The NYT has an article in Mental Health and Behavior on psychologists' views of how the narratives we tell about our past reflect our personality and outlook, on not only our past, but our present and future too.
Sometimes I tell stories from my past, and it is very true that how I relate the story depends on my mood at the time. Sometimes my past seems miserable and haphazard, and other times it seems like a wonderful breadth of experience that has made me who I am today. According to Cognitive Therapy, not only will my mood affect how I tell my story, but how I tell and think about my story will also affect my mood.

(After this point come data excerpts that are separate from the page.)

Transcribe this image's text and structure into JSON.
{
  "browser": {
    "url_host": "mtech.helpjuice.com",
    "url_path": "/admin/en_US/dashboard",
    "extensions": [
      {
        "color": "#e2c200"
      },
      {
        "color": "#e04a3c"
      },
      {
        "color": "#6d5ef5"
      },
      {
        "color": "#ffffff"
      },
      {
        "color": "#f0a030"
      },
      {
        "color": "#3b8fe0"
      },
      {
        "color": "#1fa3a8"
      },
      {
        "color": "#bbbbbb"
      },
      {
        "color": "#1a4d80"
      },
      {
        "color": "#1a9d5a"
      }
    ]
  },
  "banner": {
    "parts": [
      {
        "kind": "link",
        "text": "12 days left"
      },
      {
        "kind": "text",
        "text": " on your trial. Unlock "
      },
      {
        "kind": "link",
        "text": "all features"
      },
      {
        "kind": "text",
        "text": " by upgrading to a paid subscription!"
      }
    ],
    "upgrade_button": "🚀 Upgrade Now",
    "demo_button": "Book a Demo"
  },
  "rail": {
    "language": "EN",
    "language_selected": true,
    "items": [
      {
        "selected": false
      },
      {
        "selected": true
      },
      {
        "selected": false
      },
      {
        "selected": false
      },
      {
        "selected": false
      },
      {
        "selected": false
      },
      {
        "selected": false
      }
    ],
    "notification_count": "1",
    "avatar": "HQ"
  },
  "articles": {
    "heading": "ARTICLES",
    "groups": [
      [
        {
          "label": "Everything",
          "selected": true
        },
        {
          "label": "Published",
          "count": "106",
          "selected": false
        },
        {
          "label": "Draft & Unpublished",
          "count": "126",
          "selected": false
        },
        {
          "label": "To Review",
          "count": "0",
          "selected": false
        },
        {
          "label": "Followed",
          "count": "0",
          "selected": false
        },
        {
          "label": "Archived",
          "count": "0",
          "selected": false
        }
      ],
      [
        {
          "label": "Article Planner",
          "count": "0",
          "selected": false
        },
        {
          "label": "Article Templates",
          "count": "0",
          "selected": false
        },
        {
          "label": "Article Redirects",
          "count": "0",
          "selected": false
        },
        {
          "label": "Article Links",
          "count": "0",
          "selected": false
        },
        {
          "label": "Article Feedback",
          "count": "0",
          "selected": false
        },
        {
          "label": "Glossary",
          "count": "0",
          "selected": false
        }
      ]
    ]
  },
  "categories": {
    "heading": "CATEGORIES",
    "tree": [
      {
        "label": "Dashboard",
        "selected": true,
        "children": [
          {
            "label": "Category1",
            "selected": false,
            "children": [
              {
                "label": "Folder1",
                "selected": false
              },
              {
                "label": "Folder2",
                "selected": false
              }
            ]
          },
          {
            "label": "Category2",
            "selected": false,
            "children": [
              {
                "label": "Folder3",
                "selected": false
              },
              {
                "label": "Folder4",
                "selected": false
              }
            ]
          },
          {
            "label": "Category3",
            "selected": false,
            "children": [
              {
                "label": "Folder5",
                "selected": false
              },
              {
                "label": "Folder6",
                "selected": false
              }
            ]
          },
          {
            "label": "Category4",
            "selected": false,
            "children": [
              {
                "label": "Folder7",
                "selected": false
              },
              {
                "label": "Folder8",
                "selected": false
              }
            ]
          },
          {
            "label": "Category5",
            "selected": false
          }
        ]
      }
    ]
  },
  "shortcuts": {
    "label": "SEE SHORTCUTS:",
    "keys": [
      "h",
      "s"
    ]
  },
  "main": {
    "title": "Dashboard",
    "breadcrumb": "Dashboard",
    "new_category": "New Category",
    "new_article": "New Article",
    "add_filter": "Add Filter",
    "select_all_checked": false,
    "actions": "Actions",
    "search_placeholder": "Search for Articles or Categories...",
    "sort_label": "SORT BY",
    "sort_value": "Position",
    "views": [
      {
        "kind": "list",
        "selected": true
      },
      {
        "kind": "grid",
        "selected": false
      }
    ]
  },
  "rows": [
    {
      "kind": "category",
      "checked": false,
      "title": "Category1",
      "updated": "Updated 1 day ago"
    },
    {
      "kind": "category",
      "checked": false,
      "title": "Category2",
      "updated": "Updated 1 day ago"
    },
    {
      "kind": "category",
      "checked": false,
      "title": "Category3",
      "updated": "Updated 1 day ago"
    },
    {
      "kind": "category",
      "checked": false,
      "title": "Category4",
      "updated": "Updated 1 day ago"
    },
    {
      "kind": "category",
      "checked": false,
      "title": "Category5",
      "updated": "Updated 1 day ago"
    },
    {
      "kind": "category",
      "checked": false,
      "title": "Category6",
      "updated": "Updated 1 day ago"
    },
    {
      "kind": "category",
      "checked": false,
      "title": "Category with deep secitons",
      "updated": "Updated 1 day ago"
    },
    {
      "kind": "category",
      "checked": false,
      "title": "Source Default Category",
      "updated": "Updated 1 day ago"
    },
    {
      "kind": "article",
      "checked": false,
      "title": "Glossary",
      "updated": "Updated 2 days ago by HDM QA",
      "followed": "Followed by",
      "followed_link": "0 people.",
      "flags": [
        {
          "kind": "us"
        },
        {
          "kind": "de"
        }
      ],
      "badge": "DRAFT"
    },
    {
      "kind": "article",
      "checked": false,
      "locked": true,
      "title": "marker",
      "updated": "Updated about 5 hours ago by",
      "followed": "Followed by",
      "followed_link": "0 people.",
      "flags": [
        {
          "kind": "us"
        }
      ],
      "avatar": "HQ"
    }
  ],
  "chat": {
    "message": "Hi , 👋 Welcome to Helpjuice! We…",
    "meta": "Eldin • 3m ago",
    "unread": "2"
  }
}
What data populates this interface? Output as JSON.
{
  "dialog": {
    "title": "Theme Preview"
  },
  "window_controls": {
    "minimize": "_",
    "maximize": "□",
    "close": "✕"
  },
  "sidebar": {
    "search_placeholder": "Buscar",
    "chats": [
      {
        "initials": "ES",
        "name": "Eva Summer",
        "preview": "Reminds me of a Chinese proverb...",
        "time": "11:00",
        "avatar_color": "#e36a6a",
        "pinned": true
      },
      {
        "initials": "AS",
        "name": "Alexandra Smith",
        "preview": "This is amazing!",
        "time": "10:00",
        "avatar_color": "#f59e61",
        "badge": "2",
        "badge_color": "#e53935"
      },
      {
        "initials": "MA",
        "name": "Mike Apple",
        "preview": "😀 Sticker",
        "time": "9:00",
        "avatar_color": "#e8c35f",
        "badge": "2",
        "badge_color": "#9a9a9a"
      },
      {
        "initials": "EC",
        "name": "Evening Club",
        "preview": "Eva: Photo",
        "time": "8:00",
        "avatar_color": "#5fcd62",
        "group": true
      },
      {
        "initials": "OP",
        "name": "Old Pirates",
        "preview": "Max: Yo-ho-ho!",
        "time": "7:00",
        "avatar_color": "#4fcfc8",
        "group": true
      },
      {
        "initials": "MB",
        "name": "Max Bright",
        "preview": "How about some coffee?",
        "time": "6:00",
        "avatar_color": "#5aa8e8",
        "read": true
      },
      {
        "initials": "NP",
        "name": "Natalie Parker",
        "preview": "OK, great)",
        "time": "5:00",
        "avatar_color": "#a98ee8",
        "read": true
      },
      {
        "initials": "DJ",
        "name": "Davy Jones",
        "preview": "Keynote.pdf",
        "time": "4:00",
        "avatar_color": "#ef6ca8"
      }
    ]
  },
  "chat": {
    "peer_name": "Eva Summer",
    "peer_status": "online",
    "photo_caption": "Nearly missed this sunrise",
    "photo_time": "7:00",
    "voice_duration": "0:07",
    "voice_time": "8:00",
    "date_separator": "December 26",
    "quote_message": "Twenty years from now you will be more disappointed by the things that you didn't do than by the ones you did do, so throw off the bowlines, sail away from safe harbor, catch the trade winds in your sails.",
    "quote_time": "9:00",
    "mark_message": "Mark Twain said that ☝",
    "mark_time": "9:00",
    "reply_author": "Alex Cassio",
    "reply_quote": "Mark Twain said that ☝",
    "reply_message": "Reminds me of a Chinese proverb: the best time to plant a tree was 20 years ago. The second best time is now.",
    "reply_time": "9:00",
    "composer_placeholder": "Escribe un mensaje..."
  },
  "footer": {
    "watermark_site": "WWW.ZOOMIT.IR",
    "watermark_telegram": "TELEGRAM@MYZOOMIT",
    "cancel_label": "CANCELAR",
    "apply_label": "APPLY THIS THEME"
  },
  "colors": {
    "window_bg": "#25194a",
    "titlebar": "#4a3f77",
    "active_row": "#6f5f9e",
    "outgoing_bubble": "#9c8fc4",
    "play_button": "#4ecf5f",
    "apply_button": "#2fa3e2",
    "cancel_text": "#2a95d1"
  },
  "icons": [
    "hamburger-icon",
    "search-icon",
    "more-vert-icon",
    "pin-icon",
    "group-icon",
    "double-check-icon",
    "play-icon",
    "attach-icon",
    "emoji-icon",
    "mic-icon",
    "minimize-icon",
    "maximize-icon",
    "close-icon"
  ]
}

The Times article goes on to say that psychologists have found correlations between our moods and behavior with how we picture past events: whether we experience them again in the first person, or whether we view ourselves in the third person as if we were watching a movie. In a 2005 study at OSU, college students asked to visualize embarrassing moments from the third person tended to identify less with the bumbling fool in the story, and to feel more confident and social after their visualization, as measured by a research mole waiting to hit them up for conversation in the exit room. Students asked to visualize embarrassing events in the first person were more likely to state that they hadn't changed very much since high school, and were less friendly to the undercover lab coat outside. In a 2004 study, people who pictured themselves voting at the poll booth during the presidental election were more likely to go vote than those who did not. Can these technique help people achieve other goals? Who knows! I rarely picture myself in the third person. Frankly, I find it disturbing to look at myself. I'm really glad I don't have a twin.
But I'll try picturing myself on the big screen today, and you try it too. Picture yourself running a marathon, successfully completing projects at work, exercising, or being calm in congested traffic, and see if it helps you achieve those goals. I'm going to picture myself finishing a manuscript I'm working on and sleeping, because I've been an insomniac lately.